Saturday, May 12, 2007

Lethal-injection mix is being called cruel, slapdash, outdated


THE ASSOCIATED PRESS

SANTA ROSA, Calif. — Thirty years ago, Oklahoma Medical Examiner Dr. A. Jay Chapman marched into the Oklahoma Statehouse and dictated the formula for a cocktail of three drugs to a lawmaker looking for a more humane way to execute the condemned.
As Chapman spoke, Rep. Bill Wiseman scribbled on a legal yellow pad. That afternoon, Wiseman introduced the bill that made Oklahoma the first state to adopt lethal injection.

Chapman's method has since been taken up by 37 states in all, the federal government and the U.S. military, and it has been used to kill 900 U.S. prisoners.

But the formula and the way it's administered are now under broad legal assault around the country as a violation of the constitutional ban on cruel and unusual punishment, with activists arguing that Chapman's protocol was hastily conceived and that some prisoners suffer excruciating pain without being able to cry out.
Chapman still sees it as a humane way to kill the worst criminals.

"Everything is political correctness, and everyone wants to be a victim today," said Chapman, 68, who lives in Santa Rosa. "All of the sudden, the person on death row is a victim.
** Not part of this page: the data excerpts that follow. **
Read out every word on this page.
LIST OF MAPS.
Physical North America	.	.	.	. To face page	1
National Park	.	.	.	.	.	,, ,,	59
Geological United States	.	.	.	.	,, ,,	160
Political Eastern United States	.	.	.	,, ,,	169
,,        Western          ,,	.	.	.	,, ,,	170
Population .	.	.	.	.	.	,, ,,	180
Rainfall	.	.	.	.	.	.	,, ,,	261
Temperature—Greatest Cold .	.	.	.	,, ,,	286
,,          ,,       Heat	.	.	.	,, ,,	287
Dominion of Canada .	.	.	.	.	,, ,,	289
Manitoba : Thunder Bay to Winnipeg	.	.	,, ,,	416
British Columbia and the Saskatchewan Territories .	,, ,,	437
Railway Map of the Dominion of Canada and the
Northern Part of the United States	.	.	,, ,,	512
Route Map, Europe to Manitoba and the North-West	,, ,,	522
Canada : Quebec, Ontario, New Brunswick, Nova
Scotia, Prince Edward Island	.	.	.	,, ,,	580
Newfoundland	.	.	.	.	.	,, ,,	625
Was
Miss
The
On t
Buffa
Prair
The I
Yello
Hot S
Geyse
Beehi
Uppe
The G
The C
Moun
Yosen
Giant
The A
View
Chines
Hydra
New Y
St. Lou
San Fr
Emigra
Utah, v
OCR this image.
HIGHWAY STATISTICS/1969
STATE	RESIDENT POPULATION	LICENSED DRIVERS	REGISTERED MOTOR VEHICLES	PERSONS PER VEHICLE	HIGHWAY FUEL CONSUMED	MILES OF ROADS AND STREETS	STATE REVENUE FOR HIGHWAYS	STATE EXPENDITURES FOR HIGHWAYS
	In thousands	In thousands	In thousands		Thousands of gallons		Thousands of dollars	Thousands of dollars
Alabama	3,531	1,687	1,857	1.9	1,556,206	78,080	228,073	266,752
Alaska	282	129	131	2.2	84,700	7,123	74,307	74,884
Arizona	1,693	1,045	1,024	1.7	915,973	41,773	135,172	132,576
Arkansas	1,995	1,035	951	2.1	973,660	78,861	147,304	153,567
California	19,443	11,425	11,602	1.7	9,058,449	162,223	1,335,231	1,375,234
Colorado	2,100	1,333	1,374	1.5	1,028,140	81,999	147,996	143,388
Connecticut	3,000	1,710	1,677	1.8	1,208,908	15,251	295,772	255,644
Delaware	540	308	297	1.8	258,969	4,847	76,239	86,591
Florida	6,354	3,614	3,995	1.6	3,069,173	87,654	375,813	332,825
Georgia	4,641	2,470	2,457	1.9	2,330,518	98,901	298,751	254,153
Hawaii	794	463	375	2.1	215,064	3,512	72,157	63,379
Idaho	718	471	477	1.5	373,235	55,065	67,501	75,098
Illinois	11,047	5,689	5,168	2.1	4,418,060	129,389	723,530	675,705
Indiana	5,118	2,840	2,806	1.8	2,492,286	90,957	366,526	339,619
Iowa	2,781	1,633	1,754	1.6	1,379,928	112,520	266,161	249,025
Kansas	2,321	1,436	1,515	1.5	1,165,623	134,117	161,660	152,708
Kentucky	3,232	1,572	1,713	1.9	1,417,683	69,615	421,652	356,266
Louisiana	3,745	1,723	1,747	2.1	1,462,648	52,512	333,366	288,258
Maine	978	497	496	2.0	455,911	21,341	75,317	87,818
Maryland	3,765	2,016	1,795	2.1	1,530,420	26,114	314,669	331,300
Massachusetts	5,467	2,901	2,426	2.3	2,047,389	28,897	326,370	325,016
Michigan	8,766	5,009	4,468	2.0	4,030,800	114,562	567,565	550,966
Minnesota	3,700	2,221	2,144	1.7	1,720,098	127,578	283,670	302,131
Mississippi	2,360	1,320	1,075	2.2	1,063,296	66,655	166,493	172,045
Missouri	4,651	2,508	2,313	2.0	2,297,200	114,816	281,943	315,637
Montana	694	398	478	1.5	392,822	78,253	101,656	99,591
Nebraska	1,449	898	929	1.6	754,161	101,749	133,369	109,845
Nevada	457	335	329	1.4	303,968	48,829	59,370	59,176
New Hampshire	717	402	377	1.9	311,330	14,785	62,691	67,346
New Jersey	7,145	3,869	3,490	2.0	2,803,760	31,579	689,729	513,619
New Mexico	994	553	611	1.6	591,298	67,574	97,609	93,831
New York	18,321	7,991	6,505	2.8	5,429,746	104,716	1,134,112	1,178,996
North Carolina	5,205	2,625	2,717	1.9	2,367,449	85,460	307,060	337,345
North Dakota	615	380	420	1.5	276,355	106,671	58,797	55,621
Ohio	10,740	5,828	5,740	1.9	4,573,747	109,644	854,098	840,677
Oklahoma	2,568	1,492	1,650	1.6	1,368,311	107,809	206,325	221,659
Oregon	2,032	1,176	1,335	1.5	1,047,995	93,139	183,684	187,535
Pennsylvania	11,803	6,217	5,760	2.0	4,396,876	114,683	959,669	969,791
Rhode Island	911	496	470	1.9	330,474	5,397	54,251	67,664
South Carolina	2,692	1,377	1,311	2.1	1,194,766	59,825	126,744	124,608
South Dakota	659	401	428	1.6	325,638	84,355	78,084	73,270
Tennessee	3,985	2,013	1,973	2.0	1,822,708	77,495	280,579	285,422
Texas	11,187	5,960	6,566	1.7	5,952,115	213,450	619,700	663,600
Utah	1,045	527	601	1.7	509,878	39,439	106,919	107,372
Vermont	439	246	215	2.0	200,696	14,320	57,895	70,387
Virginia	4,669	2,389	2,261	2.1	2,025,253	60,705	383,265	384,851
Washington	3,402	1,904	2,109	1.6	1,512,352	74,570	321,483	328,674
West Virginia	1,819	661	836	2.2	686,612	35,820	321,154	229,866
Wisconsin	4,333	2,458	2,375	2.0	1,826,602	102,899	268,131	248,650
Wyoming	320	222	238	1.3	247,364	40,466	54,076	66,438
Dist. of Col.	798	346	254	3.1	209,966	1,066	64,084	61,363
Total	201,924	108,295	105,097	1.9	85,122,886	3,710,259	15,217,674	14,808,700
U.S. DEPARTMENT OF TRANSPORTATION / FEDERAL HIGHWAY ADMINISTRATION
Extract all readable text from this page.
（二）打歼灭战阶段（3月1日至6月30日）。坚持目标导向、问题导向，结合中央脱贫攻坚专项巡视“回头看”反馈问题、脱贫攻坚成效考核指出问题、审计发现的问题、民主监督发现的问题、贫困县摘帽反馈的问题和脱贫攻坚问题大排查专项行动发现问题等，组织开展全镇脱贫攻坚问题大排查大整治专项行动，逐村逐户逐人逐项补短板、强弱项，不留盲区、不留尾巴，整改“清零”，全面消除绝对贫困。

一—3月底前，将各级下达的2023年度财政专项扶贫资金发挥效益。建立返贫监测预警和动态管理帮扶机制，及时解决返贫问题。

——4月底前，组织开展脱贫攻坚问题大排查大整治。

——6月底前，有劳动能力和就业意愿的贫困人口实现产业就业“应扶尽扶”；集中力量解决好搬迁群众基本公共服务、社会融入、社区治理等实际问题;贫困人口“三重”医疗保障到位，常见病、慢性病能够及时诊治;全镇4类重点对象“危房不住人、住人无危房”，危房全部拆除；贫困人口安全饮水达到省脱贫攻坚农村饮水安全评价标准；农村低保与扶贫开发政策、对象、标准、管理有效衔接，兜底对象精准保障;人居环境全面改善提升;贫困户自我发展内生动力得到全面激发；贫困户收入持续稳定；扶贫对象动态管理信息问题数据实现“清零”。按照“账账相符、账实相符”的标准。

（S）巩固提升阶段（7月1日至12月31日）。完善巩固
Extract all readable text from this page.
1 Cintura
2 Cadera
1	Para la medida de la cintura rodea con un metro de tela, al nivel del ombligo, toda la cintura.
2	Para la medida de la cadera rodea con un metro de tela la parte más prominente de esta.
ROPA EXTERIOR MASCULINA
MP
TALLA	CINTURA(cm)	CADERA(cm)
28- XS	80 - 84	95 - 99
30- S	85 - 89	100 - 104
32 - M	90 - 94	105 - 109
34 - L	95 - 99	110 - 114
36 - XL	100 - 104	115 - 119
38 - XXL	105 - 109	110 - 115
I reject that thinking, by and large, because these people made choices to do what they did."

New Calif. execution plan due

Next week, California's attorney general is due to submit the state's revised execution plan to a federal judge who ruled in December that officials improperly carried out lethal injections and may have caused inmates to suffer needlessly.
Other states are grappling with similar issues:

● On Wednesday, Tennessee lifted its brief moratorium on capital punishment and lethally injected a condemned man after prison officials revised execution guidelines that were a jumble of conflicting instructions.

● Nine other states, including California, have suspended executions while they evaluate their lethal-injection procedures, many of which have not been updated in two decades.

● A Florida execution in December required a second dose of drugs after the first was mistakenly injected into the prisoner's flesh instead of his veins.
Incompetent executioners?

A recent study in the online journal PLoS Medicine said some inmates suffer extreme pain during lethal injections because of insufficient and haphazard doses of the chemicals, including the painkiller that is the first drug in the three-part combination.

Chapman blames incompetent executioners. "This protocol will work if it's administered as it should be," he said.

Decades after he developed the protocol, defense lawyers, doctors and death-penalty foes are questioning the amount of scientific research that went into the creation of lethal injections.

Chapman said he consulted a toxicologist and two anesthesiologists. But he said it didn't actually require much research because the three chemicals — a painkiller, a muscle-paralyzing agent and a heart stopper — are well-known to physicians.